Anyway, if you happen to be in the vicinity on Saturdays at 4pm, you can hear what it sounds like for yourself. In the meantime, let the search resume…

4 replies
  1. Peter
    Peter says:

    I’ve sometimes thought that my clients were going to kill me when a design doesn’t just quite work as expected but I have never thought of doing it myself………..real mistakes do tend to eat away at you though………
    I hope that that handrail is a high one!
    Thank you
    Peter

    Reply
    • Mary
      Mary says:

      That ‘killing’ could be metaphorical. Something eating away at you does its killing, too – it’s just a slower process. Letting go and moving on is the hard part. Am speaking as a master of self-beratement.

      Reply
  2. Donna
    Donna says:

    Wow, Mary – I actually know what a carillon is (sounds like), but never had the total explaination that you just gave. Thanks.

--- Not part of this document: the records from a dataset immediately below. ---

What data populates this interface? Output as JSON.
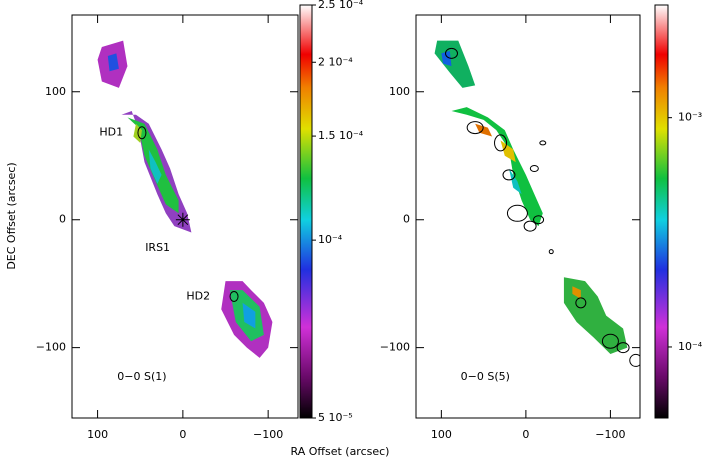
{
  "figure": {
    "xlabel": "RA Offset (arcsec)",
    "ylabel": "DEC Offset (arcsec)"
  },
  "chart_data": [
    {
      "type": "image",
      "xlim": [
        130,
        -135
      ],
      "ylim": [
        -155,
        160
      ],
      "xticks": [
        100,
        0,
        {
          "value": -100,
          "label": "−100"
        }
      ],
      "yticks": [
        {
          "value": -100,
          "label": "−100"
        },
        0,
        100
      ],
      "annotations": [
        "HD1",
        "IRS1",
        "HD2",
        "0−0 S(1)"
      ],
      "colorbar": {
        "scale": "log",
        "lim": [
          5e-05,
          0.00025
        ],
        "ticks": [
          {
            "value": 5e-05,
            "label": "5 10⁻⁵"
          },
          {
            "value": 0.0001,
            "label": "10⁻⁴"
          },
          {
            "value": 0.00015,
            "label": "1.5 10⁻⁴"
          },
          {
            "value": 0.0002,
            "label": "2 10⁻⁴"
          },
          {
            "value": 0.00025,
            "label": "2.5 10⁻⁴"
          }
        ]
      }
    },
    {
      "type": "image",
      "xlim": [
        130,
        -135
      ],
      "ylim": [
        -155,
        160
      ],
      "xticks": [
        100,
        0,
        {
          "value": -100,
          "label": "−100"
        }
      ],
      "yticks": [
        {
          "value": -100,
          "label": "−100"
        },
        0,
        100
      ],
      "annotations": [
        "0−0 S(5)"
      ],
      "colorbar": {
        "scale": "log",
        "lim": [
          4.9e-05,
          0.0031
        ],
        "ticks": [
          {
            "value": 0.0001,
            "label": "10⁻⁴"
          },
          {
            "value": 0.001,
            "label": "10⁻³"
          }
        ]
      }
    }
  ]
}
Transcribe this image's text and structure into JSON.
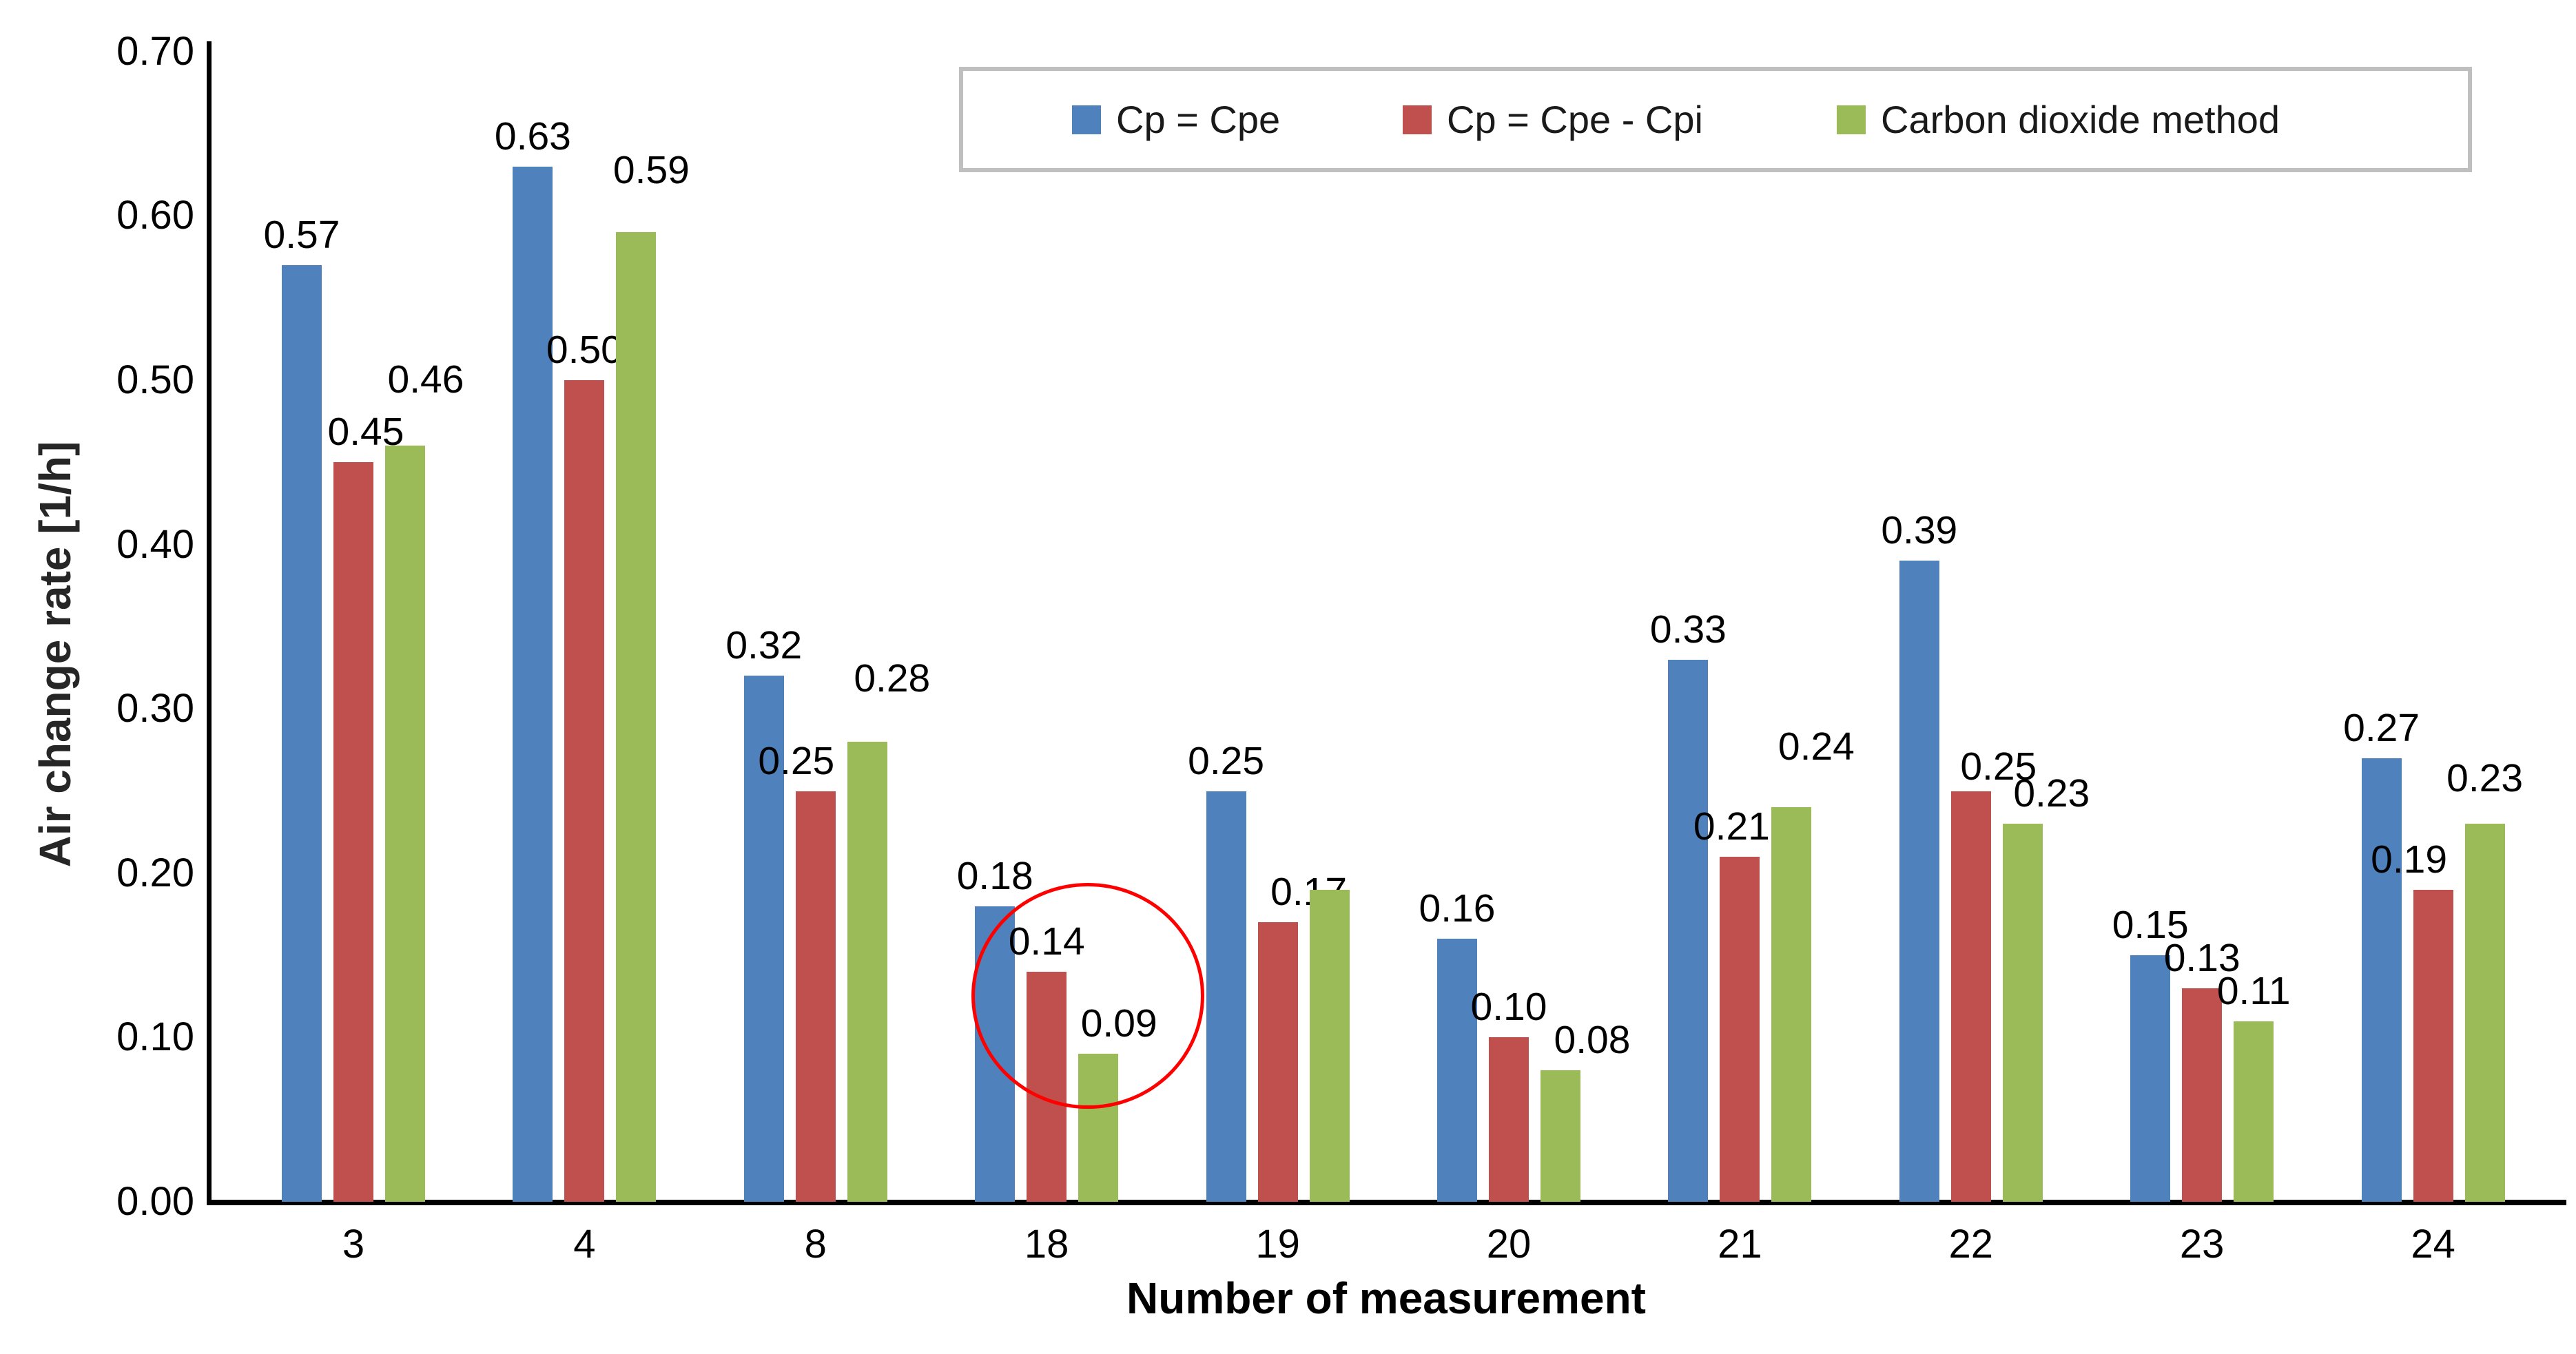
{
  "chart_data": {
    "type": "bar",
    "title": "",
    "xlabel": "Number of measurement",
    "ylabel": "Air change rate  [1/h]",
    "categories": [
      "3",
      "4",
      "8",
      "18",
      "19",
      "20",
      "21",
      "22",
      "23",
      "24"
    ],
    "series": [
      {
        "name": "Cp = Cpe",
        "color": "#4F81BD",
        "values": [
          0.57,
          0.63,
          0.32,
          0.18,
          0.25,
          0.16,
          0.33,
          0.39,
          0.15,
          0.27
        ],
        "labels": [
          "0.57",
          "0.63",
          "0.32",
          "0.18",
          "0.25",
          "0.16",
          "0.33",
          "0.39",
          "0.15",
          "0.27"
        ]
      },
      {
        "name": "Cp = Cpe - Cpi",
        "color": "#C0504D",
        "values": [
          0.45,
          0.5,
          0.25,
          0.14,
          0.17,
          0.1,
          0.21,
          0.25,
          0.13,
          0.19
        ],
        "labels": [
          "0.45",
          "0.50",
          "0.25",
          "0.14",
          "0.17",
          "0.10",
          "0.21",
          "0.25",
          "0.13",
          "0.19"
        ]
      },
      {
        "name": "Carbon dioxide method",
        "color": "#9BBB59",
        "values": [
          0.46,
          0.59,
          0.28,
          0.09,
          0.19,
          0.08,
          0.24,
          0.23,
          0.11,
          0.23
        ],
        "labels": [
          "0.46",
          "0.59",
          "0.28",
          "0.09",
          null,
          "0.08",
          "0.24",
          "0.23",
          "0.11",
          "0.23"
        ]
      }
    ],
    "ylim": [
      0.0,
      0.7
    ],
    "yticks": [
      "0.00",
      "0.10",
      "0.20",
      "0.30",
      "0.40",
      "0.50",
      "0.60",
      "0.70"
    ],
    "grid": false,
    "legend_position": "top",
    "annotation": {
      "shape": "ellipse",
      "color": "#FF0000",
      "target_category": "18",
      "target_series": [
        "Cp = Cpe - Cpi",
        "Carbon dioxide method"
      ],
      "note": "red ellipse circling the 0.14 and 0.09 bars of measurement 18"
    }
  }
}
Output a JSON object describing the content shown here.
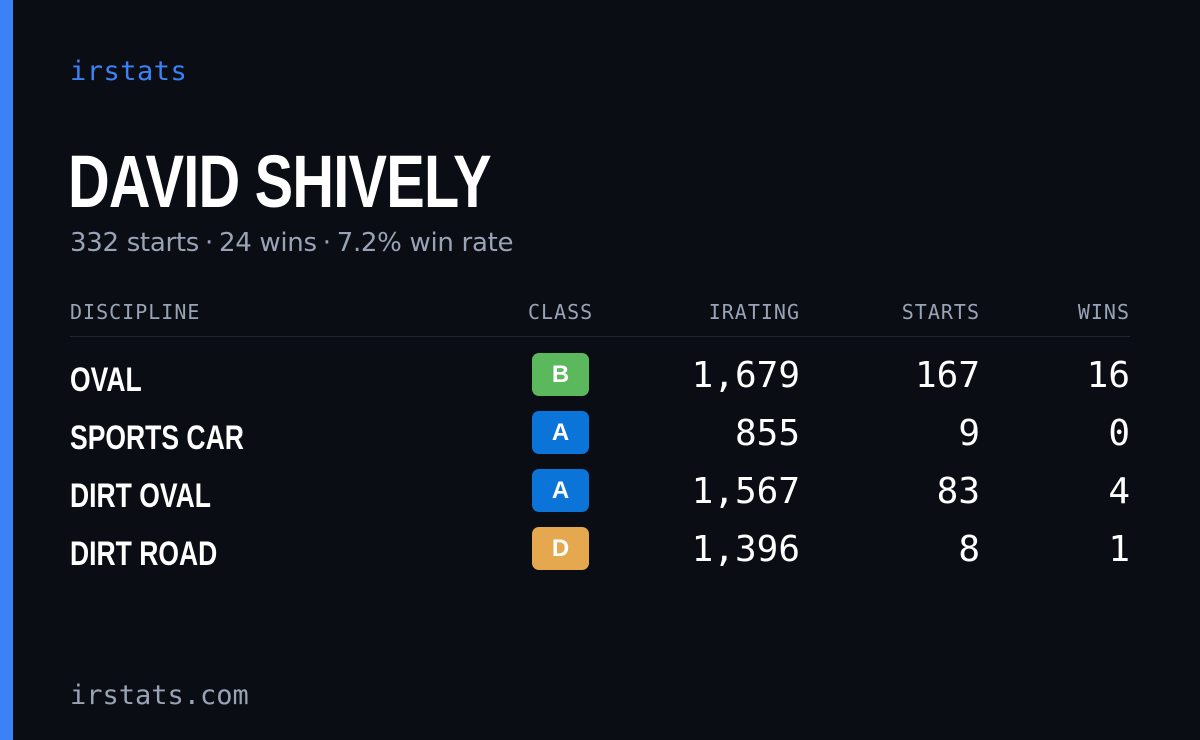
{
  "brand": "irstats",
  "driver": {
    "name": "DAVID SHIVELY",
    "starts_text": "332 starts",
    "wins_text": "24 wins",
    "win_rate_text": "7.2% win rate",
    "separator": "·"
  },
  "table": {
    "headers": {
      "discipline": "DISCIPLINE",
      "class": "CLASS",
      "irating": "IRATING",
      "starts": "STARTS",
      "wins": "WINS"
    },
    "rows": [
      {
        "discipline": "OVAL",
        "class": "B",
        "class_color": "#5cb85c",
        "irating": "1,679",
        "starts": "167",
        "wins": "16"
      },
      {
        "discipline": "SPORTS CAR",
        "class": "A",
        "class_color": "#0b74d9",
        "irating": "855",
        "starts": "9",
        "wins": "0"
      },
      {
        "discipline": "DIRT OVAL",
        "class": "A",
        "class_color": "#0b74d9",
        "irating": "1,567",
        "starts": "83",
        "wins": "4"
      },
      {
        "discipline": "DIRT ROAD",
        "class": "D",
        "class_color": "#e6a84e",
        "irating": "1,396",
        "starts": "8",
        "wins": "1"
      }
    ]
  },
  "footer": "irstats.com",
  "colors": {
    "background": "#0a0d14",
    "accent": "#3b82f6",
    "muted_text": "#9aa3b5"
  }
}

    Passion, eh? I make sandwiches for homeless folks, on Monday mornings with others from my church, Bloom in the Desert Ministries. In a recent conversation, I revealed to a friend (and now you too) that the time I spend at the “Well in the Desert” (the place where we assenble these not too exciting morsels of meat, cheese, mustard and bread – but that help sustain life) fills me with such an assurance of being. This may be one of the most important thing that I do in my life. You know I’m passionate about ‘helping’ and this venue is truly satisfying. I know you are passionate about so many things, and I so grateful that one of them is sharing your ‘wisdom’ and travel savvy with ‘us’ and the multitudes.

    Love to you and your ongoing quest (s). Donna

    Reply
    • Mary
      Mary says:

      I can’t help but wonder what a better place the world would be if each of us did something practical, like making those sandwiches of yours. I think we tend to forget that helping doesn’t have to be on a grand scale – everything counts. And I bet you have a laugh doing it, too. Even better.